Last week I said in this column that the food and drink industry deserved more praise for its generous and wholehearted support for charity. So it was heartening to see, once again, the response from certain retailers and suppliers to the terrible floods in the North West.
Having said that there is still more the industry could be doing. As we report, the farming charity Forage Aid is calling on retailers to lend a hand once again - as they did during the snowstorms in 2013 - by offering access to their logistics infrastructure. And one wonders what further role the industry can play for the many thousands of people who, in an all-too-real mirror to the calamitous denouement in Sainsbury’s Mog the Cat commercial, have had their Christmas ruined already.
But I’m also concerned all the good work that goes on in this industry to support charity is being undermined.
This week it ‘emerged’ that Cadbury had paid no corporation tax since its acquisition by Mondelez in 2010, despite UK sales of almost £2bn. That’s because of the interest payments on the £11bn debt it took on to acquire it.
I can’t say I’m surprised. It’s legitimate. As is tax planning. And everyone is at it: it’s not just US companies that load up their balance sheets with debt to avoid paying tax on profits.

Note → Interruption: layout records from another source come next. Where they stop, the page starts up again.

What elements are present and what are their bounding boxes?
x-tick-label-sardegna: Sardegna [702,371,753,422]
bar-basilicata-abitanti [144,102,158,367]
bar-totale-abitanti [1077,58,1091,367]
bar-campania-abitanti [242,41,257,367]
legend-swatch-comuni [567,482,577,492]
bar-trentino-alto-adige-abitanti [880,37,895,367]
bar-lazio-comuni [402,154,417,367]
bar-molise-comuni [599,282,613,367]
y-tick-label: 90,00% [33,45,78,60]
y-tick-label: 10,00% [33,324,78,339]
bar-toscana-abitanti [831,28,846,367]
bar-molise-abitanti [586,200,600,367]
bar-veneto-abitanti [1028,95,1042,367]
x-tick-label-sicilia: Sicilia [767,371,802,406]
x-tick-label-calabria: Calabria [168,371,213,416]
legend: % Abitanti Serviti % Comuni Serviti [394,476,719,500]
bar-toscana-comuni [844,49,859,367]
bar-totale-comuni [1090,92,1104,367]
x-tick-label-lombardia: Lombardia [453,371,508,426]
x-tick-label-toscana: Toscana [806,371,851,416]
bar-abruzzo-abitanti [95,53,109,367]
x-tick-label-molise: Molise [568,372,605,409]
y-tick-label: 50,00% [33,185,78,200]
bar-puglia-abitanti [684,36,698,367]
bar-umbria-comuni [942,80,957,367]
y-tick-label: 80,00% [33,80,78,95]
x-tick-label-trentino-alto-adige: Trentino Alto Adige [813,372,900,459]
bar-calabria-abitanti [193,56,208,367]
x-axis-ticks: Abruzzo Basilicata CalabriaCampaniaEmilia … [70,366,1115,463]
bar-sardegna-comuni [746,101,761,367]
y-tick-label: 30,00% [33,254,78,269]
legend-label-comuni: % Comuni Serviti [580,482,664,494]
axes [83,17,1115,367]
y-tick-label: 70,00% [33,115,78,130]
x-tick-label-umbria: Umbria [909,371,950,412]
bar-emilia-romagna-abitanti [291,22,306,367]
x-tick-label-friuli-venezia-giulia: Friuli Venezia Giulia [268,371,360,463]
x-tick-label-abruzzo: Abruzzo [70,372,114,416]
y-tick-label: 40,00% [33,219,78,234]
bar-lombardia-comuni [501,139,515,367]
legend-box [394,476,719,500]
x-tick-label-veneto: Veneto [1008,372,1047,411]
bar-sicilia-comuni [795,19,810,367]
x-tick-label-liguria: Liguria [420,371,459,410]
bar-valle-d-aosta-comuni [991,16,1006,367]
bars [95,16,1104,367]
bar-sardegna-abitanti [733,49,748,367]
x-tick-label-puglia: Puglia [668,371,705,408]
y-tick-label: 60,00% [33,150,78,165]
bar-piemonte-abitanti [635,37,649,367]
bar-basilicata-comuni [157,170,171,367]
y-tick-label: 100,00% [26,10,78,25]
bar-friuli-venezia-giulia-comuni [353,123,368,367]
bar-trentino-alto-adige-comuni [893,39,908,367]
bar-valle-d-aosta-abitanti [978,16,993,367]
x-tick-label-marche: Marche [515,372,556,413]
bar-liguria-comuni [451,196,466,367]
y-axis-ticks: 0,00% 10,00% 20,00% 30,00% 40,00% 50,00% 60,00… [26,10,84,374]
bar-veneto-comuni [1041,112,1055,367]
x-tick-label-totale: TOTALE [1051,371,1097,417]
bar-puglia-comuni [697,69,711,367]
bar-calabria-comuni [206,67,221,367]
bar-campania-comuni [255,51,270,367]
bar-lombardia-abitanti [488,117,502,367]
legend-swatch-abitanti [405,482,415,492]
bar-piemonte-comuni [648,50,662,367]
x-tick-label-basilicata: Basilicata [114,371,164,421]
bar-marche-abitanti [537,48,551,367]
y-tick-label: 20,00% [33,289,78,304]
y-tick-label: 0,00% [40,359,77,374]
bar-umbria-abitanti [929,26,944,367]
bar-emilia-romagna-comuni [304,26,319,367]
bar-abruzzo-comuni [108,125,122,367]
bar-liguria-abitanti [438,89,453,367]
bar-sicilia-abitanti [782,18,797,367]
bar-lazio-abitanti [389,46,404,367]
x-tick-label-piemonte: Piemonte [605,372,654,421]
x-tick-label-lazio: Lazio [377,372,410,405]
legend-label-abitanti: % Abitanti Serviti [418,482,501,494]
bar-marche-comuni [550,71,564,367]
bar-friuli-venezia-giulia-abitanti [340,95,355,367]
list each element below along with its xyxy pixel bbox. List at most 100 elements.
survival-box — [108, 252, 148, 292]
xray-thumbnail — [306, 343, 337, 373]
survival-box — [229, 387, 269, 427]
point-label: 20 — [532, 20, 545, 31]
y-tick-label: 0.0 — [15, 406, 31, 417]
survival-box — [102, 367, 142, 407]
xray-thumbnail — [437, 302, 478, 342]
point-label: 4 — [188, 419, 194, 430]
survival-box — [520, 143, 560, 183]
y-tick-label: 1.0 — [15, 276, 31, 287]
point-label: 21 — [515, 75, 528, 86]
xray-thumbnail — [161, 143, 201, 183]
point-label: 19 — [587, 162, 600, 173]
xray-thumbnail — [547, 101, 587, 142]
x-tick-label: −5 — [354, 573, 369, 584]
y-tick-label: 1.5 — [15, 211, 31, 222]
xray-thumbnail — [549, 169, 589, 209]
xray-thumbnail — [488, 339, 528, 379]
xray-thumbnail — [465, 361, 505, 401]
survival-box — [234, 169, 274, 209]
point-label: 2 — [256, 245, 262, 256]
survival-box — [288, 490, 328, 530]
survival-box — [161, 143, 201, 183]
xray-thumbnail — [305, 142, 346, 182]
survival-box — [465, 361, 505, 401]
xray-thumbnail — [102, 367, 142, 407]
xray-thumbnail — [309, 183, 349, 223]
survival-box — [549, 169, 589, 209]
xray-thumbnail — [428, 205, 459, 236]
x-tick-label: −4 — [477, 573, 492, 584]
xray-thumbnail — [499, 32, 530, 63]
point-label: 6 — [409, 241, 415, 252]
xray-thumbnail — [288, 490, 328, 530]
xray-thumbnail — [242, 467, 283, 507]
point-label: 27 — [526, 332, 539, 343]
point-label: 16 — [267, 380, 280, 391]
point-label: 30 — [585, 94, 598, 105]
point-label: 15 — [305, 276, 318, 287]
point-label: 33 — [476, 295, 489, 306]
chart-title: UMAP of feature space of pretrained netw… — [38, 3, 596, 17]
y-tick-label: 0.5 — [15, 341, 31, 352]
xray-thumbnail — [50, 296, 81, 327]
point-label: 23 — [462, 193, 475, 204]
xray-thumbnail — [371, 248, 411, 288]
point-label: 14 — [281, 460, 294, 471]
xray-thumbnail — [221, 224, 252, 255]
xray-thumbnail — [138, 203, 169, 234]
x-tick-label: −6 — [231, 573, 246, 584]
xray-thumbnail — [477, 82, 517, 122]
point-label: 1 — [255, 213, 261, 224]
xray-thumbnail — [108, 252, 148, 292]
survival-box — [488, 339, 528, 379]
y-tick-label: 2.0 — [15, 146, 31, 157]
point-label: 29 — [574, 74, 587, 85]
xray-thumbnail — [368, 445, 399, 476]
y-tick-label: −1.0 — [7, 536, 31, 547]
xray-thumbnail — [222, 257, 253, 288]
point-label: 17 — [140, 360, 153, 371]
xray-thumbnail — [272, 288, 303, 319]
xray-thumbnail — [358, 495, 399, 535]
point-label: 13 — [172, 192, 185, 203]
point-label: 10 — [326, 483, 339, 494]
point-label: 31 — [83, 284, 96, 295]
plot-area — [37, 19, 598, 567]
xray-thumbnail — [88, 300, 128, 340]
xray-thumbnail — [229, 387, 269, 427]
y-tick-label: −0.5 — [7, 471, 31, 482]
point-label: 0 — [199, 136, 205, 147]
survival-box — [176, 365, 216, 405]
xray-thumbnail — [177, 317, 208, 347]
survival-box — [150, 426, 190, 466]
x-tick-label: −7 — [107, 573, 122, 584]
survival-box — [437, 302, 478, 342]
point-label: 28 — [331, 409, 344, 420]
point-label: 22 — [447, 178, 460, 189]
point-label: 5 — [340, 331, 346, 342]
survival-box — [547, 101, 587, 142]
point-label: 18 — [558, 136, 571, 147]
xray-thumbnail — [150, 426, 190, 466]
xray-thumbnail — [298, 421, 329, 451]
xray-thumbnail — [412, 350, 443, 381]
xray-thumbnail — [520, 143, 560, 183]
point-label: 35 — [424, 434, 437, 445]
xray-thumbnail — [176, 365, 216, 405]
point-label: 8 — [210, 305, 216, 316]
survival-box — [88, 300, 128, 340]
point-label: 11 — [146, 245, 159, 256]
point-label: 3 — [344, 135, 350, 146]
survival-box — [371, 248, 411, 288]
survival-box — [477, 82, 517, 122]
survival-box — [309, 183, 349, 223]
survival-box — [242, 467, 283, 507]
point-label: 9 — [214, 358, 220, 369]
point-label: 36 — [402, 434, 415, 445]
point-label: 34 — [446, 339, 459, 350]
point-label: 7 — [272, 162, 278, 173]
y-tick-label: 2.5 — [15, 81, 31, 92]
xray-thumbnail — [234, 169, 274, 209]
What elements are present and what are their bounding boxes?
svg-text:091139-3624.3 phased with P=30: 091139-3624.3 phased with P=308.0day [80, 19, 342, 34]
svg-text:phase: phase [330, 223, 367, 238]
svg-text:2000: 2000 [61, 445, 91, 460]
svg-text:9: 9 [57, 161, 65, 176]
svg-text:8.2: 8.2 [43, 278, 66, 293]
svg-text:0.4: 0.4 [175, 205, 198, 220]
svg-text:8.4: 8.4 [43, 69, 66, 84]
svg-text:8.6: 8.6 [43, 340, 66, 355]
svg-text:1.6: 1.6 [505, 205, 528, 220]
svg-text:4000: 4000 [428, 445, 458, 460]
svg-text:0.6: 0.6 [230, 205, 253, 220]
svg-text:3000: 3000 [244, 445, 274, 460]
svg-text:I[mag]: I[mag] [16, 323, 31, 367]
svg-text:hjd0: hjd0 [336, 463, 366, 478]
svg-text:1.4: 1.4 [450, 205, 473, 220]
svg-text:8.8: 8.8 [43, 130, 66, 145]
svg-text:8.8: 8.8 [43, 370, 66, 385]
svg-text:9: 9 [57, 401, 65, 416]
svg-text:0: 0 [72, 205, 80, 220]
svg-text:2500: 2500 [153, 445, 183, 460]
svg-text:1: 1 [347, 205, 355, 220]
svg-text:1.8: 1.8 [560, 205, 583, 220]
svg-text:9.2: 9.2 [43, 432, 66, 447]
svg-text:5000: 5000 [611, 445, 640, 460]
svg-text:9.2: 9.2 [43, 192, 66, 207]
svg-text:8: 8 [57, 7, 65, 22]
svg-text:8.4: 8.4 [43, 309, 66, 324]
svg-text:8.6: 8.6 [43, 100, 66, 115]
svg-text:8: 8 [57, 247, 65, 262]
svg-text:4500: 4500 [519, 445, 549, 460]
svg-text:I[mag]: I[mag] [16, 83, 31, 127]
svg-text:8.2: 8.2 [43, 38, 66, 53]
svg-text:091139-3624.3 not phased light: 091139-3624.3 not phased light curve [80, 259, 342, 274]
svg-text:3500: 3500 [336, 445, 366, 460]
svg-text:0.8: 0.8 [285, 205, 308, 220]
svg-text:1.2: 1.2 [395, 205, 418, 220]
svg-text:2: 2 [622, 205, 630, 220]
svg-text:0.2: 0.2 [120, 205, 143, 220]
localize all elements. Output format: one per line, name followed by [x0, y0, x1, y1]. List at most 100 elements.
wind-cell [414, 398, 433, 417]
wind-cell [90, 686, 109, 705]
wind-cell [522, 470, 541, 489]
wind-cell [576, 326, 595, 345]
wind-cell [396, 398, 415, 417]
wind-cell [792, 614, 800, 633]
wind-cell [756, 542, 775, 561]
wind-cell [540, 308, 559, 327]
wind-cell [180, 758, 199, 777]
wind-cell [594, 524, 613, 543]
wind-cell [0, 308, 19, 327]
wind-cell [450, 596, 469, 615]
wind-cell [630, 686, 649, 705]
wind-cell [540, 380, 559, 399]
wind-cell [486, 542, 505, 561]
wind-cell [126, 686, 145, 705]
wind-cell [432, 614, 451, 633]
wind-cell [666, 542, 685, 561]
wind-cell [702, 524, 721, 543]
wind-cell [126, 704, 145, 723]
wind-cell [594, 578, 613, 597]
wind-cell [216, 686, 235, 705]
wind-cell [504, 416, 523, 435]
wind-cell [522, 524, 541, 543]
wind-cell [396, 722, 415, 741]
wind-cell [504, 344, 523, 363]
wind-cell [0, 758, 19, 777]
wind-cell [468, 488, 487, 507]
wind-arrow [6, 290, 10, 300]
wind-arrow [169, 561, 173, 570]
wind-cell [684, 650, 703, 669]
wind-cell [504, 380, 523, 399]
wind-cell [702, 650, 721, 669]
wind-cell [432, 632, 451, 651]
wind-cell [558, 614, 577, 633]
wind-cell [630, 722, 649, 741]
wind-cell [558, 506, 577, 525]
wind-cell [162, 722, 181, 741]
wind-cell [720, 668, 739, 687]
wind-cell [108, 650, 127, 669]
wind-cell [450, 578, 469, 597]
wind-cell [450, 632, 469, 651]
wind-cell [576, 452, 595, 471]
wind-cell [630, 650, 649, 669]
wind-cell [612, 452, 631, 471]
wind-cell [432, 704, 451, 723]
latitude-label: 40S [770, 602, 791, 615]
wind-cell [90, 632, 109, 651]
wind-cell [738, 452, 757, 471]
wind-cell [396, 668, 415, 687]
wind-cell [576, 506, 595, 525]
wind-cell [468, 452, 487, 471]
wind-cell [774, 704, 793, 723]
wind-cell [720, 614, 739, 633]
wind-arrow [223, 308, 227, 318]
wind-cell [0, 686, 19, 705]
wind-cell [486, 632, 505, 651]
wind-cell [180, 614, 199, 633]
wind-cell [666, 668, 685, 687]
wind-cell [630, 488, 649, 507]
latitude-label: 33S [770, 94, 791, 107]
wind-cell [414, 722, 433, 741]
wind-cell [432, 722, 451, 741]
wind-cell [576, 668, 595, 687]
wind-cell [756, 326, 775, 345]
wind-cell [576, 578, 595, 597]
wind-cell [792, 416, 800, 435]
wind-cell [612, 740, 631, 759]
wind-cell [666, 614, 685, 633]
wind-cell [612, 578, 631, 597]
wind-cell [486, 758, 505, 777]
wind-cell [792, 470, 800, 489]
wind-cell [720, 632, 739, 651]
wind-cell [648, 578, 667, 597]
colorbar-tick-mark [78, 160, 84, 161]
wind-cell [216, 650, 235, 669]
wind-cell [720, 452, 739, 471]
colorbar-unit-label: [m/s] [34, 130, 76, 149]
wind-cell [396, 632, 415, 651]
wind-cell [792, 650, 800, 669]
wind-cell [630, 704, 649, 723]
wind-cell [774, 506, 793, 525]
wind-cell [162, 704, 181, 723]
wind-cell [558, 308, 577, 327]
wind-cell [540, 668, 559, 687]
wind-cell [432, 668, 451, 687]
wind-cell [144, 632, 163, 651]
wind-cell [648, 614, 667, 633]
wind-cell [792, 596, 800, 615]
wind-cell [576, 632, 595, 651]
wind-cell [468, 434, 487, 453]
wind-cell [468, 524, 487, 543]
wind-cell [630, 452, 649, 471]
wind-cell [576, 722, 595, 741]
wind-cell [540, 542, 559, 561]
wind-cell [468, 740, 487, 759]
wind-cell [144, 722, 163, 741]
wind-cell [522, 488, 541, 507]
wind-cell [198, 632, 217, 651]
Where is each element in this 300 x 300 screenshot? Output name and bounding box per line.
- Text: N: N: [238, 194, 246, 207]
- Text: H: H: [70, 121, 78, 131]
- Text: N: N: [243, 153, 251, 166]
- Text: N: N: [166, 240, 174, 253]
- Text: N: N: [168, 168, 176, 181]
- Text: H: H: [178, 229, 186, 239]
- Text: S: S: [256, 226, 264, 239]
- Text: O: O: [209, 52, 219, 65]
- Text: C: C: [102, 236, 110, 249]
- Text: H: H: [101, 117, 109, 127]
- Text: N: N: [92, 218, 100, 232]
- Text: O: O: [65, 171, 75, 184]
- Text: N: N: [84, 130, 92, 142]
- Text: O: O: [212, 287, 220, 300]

But as essential as it is to please shareholders, consumers are stakeholders too. With other food industry giants like Starbucks, Caffè Nero - not to mention Google, Facebook and Amazon - also generating a ton of bad publicity around tax, is it any wonder so many consumers no longer trust big business?
Not just consumers either. In our survey 88% of independent c-store owners said they felt at a disadvantage. And any corporation that thinks there isn’t a backlash coming should look at what’s happening in Crickhowell, where shopkeepers are uniting in an attempt to play tax-dodging corporations at their own game. Let’s hope big food - and the Chancellor - are paying attention.